Method 3: Using Iteration and List Comprehension

This method blends iterative logic and list comprehension to perform BFS traversal by operating directly on a list that represents the queue. It’s a more Pythonic and concise way to express the core idea behind BFS.

Here’s an example:

class Node:
    def __init__(self, key):
        self.left = None
        self.right = None
        self.val = key

def BFS_with_iteration(root):
    queue = [root]
    while queue:
        current = queue.pop(0)
        print(current.val, end=" ")
        queue += [child for child in (current.left, current.right) if child]

# Example Tree
root = Node(1)
root.left = Node(2)
root.right = Node(3)
root.left.left = Node(4)
root.left.right = Node(5)

BFS_with_iteration(root)

Output of this code:

1 2 3 4 5

In this approach, a list is used as a queue – nodes are popped from the beginning and children are appended to the end. The list comprehension within the loop concisely adds existing left and right children to continue the BFS traversal.

Method 4: Using a Deque

Utilizing a deque data structure from the collections module can optimize the BFS traversal. This method offers efficient append and pop operations from both ends of the deque, improving the performance over list operations.

Here’s an example:

from collections import deque

class Node:
    def __init__(self, key):
        self.left = None
        self.right = None
        self.val = key

def BFS_with_deque(root):
    queue = deque([root])
    while queue:
        node = queue.popleft()
        print(node.val, end=" ")
        
        if node.left:
            queue.append(node.left)
        if node.right:
            queue.append(node.right)

# Example Tree
root = Node(1)
root.left = Node(2)
root.right = Node(3)
root.left.left = Node(4)
root.left.right = Node(5)

BFS_with_deque(root)

Output of this code:

1 2 3 4 5

By using a deque, the code avoids the costly list operations for popping from the beginning of the list. popleft() and append() operations on deque are more efficient and recommended for BFS implementations.

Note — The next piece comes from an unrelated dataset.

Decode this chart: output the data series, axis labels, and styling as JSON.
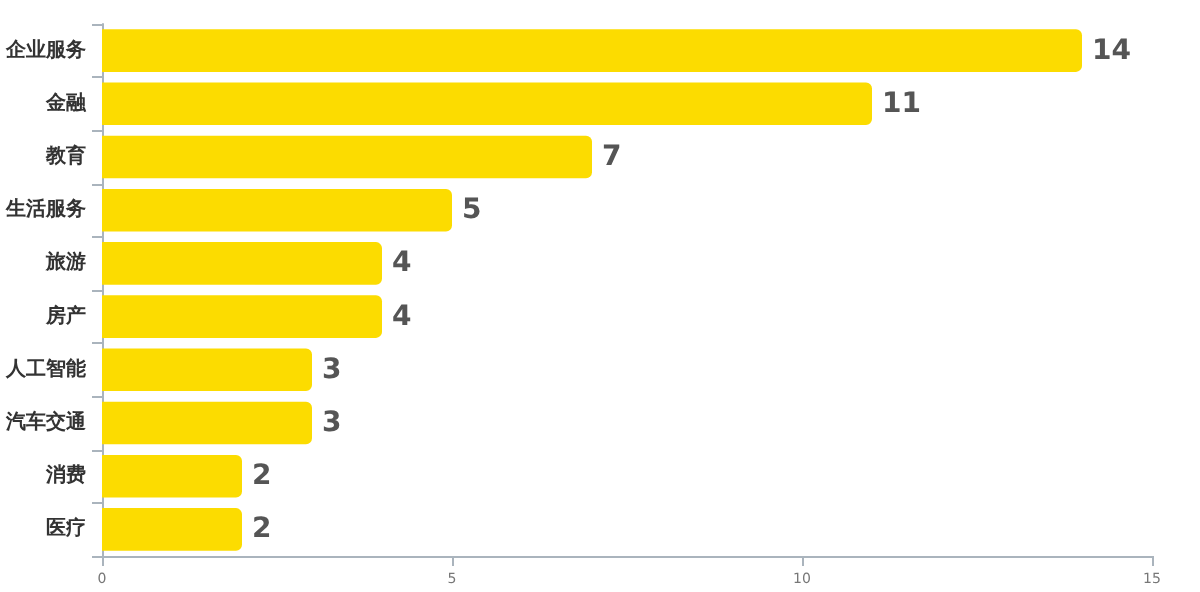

Bonus One-Liner Method 5: Functional Approach

A functional approach to BFS leverages the powerful itertools.chain and generator expressions to compactly perform the traversal in one line. It’s an elegant, albeit advanced, technique.

Here’s an example:

from itertools import chain

class Node:
    def __init__(self, key):
        self.left = None
        self.right = None
        self.val = key

def BFS_oneliner(root):
    level = [root]
    while level:
        print(' '.join(str(node.val) for node in level), end=" ")
        level = list(chain.from_iterable((node.left, node.right) for node in level if node))

# Example Tree
root = Node(1)
root.left = Node(2)
root.right = Node(3)
root.left.left = Node(4)
root.left.right = Node(5)

BFS_oneliner(root)

Output of this code:

1 2 3 4 5

This snippet elegantly handles BFS by maintaining a list of nodes at the current level and using chain.from_iterable() to flatten and filter out None values for the next level, all in a single line loop body.

Summary/Discussion

  • Method 1: Using a Queue. Robust and straightforward. However, dequeuing from a list is not efficient for large trees.
  • Method 2: Using Recursion and Dictionary. Creative and organized. It can be more memory intensive due to recursion and dictionary overhead.
  • Method 3: Using Iteration and List Comprehension. Clean and Pythonic. Shares the same queue inefficiency as method 1 with large data sets.
  • Method 4: Using a Deque. Optimal for performance. Slightly less readable for newcomers to algorithms compared to the basic queue.
  • Bonus One-Liner Method 5: Functional Approach. Compact and advanced. May sacrifice readability for brevity and is not ideal for those unfamiliar with functional programming concepts.